By SJA Jafri (Bureau Chief Australia)
CANBERRA: A Liberal candidate will be disendorsed by the party over an online rant that attacked Muslims as people of “bad character” who were plotting to kill and enslave other Australians.
Jeremy Hearn, the Liberal candidate in the Labor-held Melbourne seat of Isaacs has apologised for the comments, in which he argued Muslims should be prevented from getting Australian citizenship because they were trying to replace Australia’s system of government with Islamic sharia law.
The remarks, made last year in the comments section of Quadrant magazine’s website and unearthed by the Herald Sun, have been rapidly condemned by Liberal Party figures who said the views have no place in their party.
After the comments were reported, Hearn apologised “unreservedly” and said the sentiments were “entirely wrong”.

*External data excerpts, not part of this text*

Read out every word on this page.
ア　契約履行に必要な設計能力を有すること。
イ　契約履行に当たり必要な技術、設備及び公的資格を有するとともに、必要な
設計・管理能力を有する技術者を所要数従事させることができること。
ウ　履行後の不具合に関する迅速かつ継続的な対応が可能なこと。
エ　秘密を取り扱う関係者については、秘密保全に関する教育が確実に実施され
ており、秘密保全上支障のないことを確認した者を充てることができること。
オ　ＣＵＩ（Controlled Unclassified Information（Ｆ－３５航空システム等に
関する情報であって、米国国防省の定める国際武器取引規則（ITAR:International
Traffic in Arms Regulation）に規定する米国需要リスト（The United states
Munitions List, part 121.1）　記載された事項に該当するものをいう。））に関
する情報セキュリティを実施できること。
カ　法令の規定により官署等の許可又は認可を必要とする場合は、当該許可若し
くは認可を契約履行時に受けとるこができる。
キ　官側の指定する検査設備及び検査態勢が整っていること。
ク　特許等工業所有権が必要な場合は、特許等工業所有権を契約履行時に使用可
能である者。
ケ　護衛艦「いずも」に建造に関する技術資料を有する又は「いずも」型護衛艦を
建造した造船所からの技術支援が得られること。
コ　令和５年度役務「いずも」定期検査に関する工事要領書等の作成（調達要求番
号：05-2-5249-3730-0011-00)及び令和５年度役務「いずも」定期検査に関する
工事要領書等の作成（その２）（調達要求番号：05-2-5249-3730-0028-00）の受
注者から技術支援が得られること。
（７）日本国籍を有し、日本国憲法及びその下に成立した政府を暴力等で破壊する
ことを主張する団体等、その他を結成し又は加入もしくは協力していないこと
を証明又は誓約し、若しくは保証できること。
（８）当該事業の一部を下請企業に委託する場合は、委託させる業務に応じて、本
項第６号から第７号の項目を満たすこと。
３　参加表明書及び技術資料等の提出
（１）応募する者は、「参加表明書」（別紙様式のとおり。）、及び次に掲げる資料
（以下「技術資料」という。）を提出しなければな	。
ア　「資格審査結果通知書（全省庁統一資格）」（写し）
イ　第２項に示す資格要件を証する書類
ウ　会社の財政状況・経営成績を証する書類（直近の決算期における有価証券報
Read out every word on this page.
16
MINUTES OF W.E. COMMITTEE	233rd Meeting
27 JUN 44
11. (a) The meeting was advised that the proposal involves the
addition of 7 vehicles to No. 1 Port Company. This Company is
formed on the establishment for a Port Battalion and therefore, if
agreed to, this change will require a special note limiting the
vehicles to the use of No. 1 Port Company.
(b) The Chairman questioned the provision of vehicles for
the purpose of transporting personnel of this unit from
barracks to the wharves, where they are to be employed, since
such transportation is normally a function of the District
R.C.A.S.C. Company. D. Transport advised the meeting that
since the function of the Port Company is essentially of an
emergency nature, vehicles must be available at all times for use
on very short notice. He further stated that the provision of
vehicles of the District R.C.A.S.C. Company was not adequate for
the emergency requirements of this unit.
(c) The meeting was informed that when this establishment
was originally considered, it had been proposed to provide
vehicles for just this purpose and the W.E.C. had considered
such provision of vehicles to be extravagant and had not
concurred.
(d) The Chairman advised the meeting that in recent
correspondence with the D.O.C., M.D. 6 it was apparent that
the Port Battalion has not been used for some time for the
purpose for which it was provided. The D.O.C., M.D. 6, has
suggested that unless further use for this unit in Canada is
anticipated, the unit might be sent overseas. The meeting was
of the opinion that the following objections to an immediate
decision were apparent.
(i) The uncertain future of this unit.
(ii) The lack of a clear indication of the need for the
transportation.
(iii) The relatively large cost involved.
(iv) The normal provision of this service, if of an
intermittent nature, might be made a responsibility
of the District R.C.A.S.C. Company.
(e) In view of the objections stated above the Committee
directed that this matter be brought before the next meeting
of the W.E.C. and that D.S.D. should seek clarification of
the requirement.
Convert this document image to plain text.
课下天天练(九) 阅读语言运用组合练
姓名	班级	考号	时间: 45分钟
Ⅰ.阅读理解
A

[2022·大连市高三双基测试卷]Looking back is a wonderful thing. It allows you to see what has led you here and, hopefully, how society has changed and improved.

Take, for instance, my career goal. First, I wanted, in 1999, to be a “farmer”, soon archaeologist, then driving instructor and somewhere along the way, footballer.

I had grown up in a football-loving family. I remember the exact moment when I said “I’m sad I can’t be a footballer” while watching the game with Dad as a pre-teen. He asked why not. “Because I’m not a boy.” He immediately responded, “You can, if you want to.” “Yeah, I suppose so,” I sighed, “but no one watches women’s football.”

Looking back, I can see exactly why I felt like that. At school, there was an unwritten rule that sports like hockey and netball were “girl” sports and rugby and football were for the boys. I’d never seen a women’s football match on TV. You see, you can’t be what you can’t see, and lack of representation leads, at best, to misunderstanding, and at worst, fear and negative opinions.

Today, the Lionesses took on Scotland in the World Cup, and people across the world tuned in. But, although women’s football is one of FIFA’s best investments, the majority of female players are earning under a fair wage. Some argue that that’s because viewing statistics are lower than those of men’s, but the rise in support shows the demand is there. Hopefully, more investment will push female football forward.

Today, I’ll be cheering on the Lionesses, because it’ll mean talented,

A Liberal Party spokesperson said the party’s Victorian administrative committee was “moving this morning to cancel Hearn’s endorsement”.
Shadow attorney-general Mark Dreyfus, the member for Isaacs said the Liberal Party had to sack Hearn to prove it was “still something approaching a mainstream party”.
He congratulated the Liberals for moving to cancel the candidate’s endorsement but questioned why Hearn had been preselected after publicly expressing the “abhorrent Islamophobic views”.
Isaacs, in Melbourne’s south-east, is held by Dreyfus on a slim margin of 3 per cent.
Early voting for the election has already started and Hearn will remain on the ballot papers but he will no longer campaign with the resources and backing of the Liberal Party.
The controversy surrounding Hearn has come as two Liberal MPs face questions about an encounter with far-right activist Neil Erikson in Perth last year.
Erikson has said he met MPs Ian Goodenough and Andrew Hastie at a rally supporting white South African farmers.
Goodenough has confirmed Erikson approached him and Hastie at the rally but said they were not aware of who he was. Mr Hastie has declined to answer questions about the incident.
On Wednesday, Dreyfus said Erikson was “someone else with repulsive, Islamophobic views” and a convicted criminal.